Si suole ripetere che la libertà religiosa, giuridicamente intesa come la libertà garantita dallo Stato a ogni cittadino di scegliere e professare la propria credenza in fatto di religione, rappresenta storicamente la prima libertà dei moderni.
Tuttavia, nonostante questo primato storico, la libertà religiosa continua ad essere oggetto di dibattito teorico e di pratica rivendicazione, in quanto il discorso sulla libertà religiosa è caratterizzato da ambiguità di fondo, sia per ciò che attiene al concetto stesso di libertà, sia per ciò che attiene ai suoi contenuti concreti.
In particolare si può rilevare che nella nostra esperienza culturale, il problema della libertà religiosa mostra di subire un singolare processo di riformulazione teorica di concetti, portato a più matura elaborazione a cavallo tra Ottocento e Novecento.
Oggi la dottrina tende a considerare la libertà religiosa piuttosto come valore essenzialmente etico-politico, mettendone tra l’altro in evidenza l’intrinseca storicità e relatività.
Si parla della libertà religiosa nella sua accezione ricorrente non più quale principio univoco e universale, bensì quale principio ispiratore proprio di un insieme complesso e articolato di ordinamenti storicamente dati e definiti.
Non si deve dimenticare che le idee sovrastanti alla progressiva evoluzione dello Stato liberale ottocentesco allo Stato solidarista e sociale contemporaneo, influiscono in qualche modo anche nella concezione del diritto di libertà religiosa.
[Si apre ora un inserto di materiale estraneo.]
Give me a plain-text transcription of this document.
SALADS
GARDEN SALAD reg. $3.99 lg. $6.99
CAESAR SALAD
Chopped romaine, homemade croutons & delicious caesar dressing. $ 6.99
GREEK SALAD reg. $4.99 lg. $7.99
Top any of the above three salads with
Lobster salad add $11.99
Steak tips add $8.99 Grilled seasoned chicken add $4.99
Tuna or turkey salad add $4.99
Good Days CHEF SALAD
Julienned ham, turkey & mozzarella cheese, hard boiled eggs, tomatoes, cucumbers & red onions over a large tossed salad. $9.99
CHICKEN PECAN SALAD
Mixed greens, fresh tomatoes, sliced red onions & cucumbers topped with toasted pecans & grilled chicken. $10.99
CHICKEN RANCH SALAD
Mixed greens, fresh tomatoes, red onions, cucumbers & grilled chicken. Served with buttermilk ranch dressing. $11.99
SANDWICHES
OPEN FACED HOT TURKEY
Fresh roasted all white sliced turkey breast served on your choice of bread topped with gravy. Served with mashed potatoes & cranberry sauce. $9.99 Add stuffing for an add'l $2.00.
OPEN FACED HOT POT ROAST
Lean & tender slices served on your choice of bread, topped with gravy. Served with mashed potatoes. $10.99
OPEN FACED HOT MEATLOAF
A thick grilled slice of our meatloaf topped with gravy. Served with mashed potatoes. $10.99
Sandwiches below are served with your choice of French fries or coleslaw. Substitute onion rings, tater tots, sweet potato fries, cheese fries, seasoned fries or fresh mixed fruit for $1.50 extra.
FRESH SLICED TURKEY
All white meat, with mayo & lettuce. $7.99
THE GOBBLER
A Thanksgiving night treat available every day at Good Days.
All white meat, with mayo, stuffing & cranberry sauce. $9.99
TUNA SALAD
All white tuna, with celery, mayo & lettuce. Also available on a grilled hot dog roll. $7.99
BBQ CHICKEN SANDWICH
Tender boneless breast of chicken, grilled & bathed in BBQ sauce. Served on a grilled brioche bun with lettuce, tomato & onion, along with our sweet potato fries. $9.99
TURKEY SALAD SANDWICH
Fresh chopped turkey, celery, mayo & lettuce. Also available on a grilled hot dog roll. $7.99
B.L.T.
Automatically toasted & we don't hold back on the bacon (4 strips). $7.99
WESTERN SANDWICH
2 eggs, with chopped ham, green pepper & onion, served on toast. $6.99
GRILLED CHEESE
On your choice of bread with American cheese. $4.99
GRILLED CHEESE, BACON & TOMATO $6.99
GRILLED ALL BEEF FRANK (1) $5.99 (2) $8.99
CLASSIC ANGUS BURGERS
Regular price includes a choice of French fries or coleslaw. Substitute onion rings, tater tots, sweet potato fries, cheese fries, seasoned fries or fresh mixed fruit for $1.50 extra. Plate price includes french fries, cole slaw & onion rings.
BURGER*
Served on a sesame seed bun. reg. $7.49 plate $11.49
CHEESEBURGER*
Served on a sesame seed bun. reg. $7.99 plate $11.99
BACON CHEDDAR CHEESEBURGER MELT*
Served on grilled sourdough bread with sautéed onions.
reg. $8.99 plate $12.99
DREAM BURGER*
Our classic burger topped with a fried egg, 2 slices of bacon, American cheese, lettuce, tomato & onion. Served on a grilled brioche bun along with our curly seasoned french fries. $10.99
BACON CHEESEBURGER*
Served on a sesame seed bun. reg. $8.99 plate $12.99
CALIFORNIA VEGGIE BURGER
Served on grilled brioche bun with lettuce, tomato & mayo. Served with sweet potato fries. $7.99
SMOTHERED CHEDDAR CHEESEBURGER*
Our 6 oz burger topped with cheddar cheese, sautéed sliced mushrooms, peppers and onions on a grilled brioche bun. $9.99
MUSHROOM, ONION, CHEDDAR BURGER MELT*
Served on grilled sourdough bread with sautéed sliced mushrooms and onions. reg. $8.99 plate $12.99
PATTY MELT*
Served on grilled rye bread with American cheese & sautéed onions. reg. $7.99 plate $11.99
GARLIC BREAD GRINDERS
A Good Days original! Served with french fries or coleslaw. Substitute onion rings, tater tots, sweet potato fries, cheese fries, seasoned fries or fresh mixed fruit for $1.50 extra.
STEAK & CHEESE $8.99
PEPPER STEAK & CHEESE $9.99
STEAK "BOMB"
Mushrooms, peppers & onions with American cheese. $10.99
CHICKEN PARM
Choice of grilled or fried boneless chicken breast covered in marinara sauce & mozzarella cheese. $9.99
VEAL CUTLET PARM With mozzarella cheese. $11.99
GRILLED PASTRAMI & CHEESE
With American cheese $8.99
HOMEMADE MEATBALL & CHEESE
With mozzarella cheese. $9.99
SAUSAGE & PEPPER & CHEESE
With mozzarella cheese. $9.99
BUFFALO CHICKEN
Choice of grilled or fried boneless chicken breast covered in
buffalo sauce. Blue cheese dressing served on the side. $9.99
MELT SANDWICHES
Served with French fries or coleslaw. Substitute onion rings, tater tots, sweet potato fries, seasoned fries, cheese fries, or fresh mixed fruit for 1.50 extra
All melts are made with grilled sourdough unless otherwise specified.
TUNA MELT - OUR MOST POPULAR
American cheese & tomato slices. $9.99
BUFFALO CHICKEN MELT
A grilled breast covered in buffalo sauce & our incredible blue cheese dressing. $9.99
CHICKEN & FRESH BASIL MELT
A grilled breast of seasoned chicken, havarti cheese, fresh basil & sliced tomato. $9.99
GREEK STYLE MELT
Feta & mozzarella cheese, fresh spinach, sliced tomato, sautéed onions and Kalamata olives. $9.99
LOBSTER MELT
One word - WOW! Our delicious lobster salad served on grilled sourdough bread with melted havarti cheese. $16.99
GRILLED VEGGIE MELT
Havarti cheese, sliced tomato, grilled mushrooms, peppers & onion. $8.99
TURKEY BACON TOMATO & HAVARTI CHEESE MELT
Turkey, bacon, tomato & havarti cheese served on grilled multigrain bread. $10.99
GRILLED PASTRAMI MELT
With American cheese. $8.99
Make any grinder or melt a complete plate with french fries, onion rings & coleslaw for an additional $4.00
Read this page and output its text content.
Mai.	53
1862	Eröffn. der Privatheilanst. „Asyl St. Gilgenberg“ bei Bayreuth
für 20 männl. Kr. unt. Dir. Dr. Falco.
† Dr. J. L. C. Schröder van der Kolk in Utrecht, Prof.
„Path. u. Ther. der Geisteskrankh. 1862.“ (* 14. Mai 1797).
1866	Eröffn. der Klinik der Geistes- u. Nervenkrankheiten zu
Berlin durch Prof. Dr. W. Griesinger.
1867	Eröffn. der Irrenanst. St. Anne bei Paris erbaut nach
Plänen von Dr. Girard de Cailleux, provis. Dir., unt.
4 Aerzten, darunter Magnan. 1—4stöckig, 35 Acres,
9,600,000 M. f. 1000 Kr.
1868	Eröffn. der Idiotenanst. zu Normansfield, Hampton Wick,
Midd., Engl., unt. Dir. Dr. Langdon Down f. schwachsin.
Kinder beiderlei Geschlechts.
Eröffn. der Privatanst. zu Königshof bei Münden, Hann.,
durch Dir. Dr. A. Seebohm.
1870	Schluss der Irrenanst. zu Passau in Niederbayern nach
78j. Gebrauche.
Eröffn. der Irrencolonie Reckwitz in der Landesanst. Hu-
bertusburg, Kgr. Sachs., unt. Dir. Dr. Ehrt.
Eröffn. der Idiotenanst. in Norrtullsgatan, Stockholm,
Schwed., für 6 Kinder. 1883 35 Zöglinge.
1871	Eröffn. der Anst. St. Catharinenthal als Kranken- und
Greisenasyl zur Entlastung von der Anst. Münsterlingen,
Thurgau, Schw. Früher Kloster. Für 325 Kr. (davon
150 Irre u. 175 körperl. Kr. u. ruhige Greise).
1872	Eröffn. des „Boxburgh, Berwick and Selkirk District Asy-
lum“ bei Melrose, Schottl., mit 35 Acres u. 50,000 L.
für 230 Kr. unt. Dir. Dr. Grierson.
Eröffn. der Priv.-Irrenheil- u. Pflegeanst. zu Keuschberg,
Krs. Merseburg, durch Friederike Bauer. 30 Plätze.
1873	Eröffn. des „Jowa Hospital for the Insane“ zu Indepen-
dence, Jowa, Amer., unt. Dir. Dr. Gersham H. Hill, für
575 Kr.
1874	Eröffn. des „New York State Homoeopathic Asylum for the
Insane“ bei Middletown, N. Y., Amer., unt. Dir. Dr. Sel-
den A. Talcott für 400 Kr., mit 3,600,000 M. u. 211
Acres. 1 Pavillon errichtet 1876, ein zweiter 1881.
Difatti si afferma progressivamente la coscienza che questa non si esaurisce nei contenuti concreti storicamente determinati nell’età del liberalismo, e cioè nel diritto di manifestare apertamente la propria appartenenza confessionale (libertà di coscienza), di esercitare pubblicamente il culto (libertà di culto), di svolgere attività di proselitismo (libertà di propaganda), bensì anche nel diritto del singolo e delle formazioni sociali religiosamente qualificate di vivere nella realtà sociale conformemente alla visione della vita e dei valori che derivano dalla religione professata. Permane dunque una visione esclusivamente intimistica del fatto religioso.
A voler ricercare le cause che sono a monte della tendenza ad una più ampia concezione di libertà religiosa, bisognerebbe forse risalire al momento in cui si iniziò a ricomprendere anche l’ateismo nell’area garantita dal diritto di libertà religiosa, visto che le difficoltà ad estendere all’ateo la titolarità del diritto di libertà religiosa si incentravano proprio sul fatto che i classici contenuti del diritto di libertà religiosa si erano venuti storicamente determinando in relazione all’esigenza di tutelare il fenomeno religioso inteso in senso positivo. Di qui la necessità di una interpretazione estensiva di quei diritti atti a comprendere anche l’ateismo che è invece negazione del fenomeno religioso.
Tornando invece al fenomeno della generale tendenza verso una più ampia concezione del diritto di libertà religiosa si deve notare che esso nasce dalle pressioni della realtà sociale.
Una realtà sociale che da un lato preme per la affermazione di una libertà in materia religiosa che non subisca limitazioni, ma che possa trovare esplicitazione nella sua integralità.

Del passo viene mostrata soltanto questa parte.